Let $A: \mathbb{R^2} \to \mathbb{R^2}$ be a linear map and consider $f:\mathbb{R^2} \to \mathbb{R}$ such that $\nabla f(x,y) \neq (0,0); \forall (x,y) \in \mathbb{R^2}$. Determine sufficient conditions that $A$ must obey such that $\forall (x_0,y_0) \in N_{(0,0)}(f)$, the equation $f \circ A(x,y) =0$ must define, in a neighborhood of $(x_0,y_0)$, $x$ as a function of $y$ or $y$ as a function of $x$.

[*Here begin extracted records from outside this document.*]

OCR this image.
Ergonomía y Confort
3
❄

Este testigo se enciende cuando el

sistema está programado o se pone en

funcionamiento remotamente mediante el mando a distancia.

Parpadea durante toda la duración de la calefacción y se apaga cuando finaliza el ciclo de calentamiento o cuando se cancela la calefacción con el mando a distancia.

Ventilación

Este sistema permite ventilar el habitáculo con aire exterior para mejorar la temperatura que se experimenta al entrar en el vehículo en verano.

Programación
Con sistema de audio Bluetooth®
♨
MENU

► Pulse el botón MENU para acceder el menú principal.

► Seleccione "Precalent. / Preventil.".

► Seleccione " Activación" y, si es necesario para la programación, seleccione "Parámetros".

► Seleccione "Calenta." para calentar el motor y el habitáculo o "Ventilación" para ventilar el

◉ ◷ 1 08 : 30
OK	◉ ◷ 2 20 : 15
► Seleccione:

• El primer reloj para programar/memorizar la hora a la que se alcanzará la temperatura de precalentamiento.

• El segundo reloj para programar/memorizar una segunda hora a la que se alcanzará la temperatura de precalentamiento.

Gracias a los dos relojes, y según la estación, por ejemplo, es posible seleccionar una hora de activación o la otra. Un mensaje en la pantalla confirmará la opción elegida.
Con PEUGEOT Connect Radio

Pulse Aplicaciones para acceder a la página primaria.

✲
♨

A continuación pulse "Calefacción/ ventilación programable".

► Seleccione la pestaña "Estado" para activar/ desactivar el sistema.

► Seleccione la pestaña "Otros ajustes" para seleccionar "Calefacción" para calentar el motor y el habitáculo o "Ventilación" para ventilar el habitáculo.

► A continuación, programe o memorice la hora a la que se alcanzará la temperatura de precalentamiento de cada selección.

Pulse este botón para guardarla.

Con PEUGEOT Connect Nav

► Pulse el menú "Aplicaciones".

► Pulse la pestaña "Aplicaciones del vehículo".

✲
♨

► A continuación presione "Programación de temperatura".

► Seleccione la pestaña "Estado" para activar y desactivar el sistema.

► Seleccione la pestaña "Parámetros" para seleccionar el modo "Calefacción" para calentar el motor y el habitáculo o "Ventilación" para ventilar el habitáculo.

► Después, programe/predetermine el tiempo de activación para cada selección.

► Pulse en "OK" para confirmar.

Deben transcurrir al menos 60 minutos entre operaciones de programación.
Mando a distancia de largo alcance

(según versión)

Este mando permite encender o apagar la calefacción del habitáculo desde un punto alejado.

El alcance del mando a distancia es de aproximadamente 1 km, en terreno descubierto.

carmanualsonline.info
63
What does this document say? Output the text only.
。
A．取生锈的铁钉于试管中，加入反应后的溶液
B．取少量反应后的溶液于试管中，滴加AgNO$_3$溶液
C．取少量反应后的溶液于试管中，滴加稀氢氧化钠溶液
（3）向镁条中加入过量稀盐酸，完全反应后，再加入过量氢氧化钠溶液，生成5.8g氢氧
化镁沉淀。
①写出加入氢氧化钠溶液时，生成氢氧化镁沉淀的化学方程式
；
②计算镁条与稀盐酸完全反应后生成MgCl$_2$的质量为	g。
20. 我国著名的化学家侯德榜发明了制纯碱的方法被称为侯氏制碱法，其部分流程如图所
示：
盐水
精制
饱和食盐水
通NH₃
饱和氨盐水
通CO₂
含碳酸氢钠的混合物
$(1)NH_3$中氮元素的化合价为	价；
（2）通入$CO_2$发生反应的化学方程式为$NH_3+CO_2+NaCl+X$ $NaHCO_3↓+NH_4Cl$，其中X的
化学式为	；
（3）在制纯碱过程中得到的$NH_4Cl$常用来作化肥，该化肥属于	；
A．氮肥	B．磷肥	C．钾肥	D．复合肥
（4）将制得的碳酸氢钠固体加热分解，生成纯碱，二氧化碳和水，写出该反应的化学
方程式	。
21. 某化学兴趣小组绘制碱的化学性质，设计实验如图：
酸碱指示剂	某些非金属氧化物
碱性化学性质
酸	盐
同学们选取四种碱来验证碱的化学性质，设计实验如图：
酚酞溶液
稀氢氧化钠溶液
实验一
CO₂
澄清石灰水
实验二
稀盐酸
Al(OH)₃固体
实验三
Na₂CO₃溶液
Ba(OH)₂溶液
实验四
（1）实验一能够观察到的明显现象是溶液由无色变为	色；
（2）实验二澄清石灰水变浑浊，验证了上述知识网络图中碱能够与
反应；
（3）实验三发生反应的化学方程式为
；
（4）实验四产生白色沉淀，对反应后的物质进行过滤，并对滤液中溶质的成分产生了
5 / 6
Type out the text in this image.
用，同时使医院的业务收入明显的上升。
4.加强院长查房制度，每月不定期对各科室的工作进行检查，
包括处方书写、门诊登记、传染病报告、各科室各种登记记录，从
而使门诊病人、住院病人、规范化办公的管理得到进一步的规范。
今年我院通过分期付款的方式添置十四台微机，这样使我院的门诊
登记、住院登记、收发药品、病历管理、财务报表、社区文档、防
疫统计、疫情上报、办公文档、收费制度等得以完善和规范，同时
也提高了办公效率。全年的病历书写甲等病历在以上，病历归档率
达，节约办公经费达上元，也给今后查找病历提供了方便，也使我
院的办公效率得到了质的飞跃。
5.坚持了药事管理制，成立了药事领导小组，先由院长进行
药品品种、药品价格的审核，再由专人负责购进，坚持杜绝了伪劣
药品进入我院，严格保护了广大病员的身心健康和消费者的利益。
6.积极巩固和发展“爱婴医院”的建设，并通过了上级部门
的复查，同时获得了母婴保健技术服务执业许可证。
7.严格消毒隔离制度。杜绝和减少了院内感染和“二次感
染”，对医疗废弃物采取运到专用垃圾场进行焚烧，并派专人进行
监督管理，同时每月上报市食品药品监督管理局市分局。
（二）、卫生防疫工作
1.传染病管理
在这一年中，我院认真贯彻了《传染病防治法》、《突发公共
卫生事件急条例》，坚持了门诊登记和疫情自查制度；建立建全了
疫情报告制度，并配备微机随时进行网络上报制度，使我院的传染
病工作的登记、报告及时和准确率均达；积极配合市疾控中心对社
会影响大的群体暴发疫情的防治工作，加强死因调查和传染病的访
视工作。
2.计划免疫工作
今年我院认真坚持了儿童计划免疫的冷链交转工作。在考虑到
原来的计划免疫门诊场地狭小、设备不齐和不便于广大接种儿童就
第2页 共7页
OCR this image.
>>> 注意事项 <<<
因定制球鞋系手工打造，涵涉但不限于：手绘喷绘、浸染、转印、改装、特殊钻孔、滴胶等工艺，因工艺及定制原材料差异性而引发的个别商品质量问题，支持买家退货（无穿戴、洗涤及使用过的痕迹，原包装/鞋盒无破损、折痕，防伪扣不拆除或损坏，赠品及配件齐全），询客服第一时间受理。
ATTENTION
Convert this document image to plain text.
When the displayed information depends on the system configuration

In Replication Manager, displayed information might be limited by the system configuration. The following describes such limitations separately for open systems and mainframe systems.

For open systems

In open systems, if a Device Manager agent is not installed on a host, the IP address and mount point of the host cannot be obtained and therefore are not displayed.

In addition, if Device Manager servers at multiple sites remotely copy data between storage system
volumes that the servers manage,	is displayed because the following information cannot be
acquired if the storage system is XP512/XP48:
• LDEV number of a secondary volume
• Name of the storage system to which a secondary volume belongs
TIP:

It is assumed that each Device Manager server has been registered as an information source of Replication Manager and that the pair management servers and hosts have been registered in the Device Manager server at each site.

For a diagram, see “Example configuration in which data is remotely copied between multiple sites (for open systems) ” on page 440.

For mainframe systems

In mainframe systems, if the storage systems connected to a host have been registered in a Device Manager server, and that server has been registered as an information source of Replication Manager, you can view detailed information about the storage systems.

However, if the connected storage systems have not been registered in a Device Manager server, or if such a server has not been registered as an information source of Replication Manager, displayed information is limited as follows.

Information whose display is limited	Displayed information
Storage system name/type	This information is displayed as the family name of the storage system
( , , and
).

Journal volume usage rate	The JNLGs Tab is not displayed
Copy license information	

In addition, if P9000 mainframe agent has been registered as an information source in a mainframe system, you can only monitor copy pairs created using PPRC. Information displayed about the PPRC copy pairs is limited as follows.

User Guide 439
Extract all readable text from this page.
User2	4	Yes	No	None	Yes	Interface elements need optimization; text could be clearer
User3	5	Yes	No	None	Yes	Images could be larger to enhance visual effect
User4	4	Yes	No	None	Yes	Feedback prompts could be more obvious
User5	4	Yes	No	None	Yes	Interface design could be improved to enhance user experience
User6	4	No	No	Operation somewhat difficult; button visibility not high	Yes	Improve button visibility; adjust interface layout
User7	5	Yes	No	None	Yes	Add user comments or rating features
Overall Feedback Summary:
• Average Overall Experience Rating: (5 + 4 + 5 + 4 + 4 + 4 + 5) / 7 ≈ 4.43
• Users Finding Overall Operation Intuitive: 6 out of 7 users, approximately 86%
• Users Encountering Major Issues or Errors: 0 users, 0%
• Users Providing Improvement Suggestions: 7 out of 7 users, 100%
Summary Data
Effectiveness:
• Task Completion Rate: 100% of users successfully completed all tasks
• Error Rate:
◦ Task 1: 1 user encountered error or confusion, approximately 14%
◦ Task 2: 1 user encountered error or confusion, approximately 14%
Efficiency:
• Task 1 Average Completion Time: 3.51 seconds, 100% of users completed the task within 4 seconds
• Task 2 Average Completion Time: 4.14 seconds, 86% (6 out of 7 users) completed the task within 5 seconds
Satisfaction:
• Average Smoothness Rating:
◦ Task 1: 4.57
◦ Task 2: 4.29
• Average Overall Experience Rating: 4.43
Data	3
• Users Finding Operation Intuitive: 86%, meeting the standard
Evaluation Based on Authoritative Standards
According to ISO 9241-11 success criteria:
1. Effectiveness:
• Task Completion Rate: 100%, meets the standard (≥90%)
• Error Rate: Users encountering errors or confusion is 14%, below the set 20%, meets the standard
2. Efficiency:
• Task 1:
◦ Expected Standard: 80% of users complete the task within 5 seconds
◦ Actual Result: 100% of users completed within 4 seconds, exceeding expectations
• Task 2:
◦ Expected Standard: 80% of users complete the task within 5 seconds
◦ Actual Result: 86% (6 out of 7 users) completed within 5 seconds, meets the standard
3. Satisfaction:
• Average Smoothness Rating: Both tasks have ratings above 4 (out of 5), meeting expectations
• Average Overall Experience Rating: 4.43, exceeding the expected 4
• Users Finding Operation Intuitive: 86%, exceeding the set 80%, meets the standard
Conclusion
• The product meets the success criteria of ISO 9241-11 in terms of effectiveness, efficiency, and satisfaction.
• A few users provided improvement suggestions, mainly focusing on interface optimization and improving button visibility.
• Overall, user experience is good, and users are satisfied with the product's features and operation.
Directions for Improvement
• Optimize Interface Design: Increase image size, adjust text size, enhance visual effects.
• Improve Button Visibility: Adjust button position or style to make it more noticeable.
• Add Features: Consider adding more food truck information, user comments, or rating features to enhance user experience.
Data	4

I have that $J{(f \circ A)}(x,y) = Jf(A(x,y)) JA(x,y)=Jf(A(x,y)) A(x,y)$. Now $$J{f(A(x,y))} = \begin{pmatrix} \frac{\partial f}{\partial x}_{A(x,y)} & \frac{\partial f}{\partial y}_{A(x,y)} \end{pmatrix} $$ and let $$A = \begin{pmatrix} a_{11} & a_{12} \\ a_{21} & a_{22} \end{pmatrix} $$
Now $$\frac{\partial(f \circ A)}{\partial x}_{|(x,y)}= \frac{\partial f}{\partial x}_{|A(x,y)}a_{11} + \frac{\partial f}{\partial y}_{|A(x,y)}a_{21}$$ and $$\frac{\partial(f \circ A)}{\partial y}_{|(x,y)}= \frac{\partial f}{\partial x}_{|A(x,y)}a_{12} + \frac{\partial f}{\partial y}_{|A(x,y)}a_{22}$$ To define $x$ as a function of $y$, I could consider that $a_{11};a_{21}>0$ and to define $y$ as function of $x$, I could have that $a_{12},a_{22}>0$. Is this approach valid?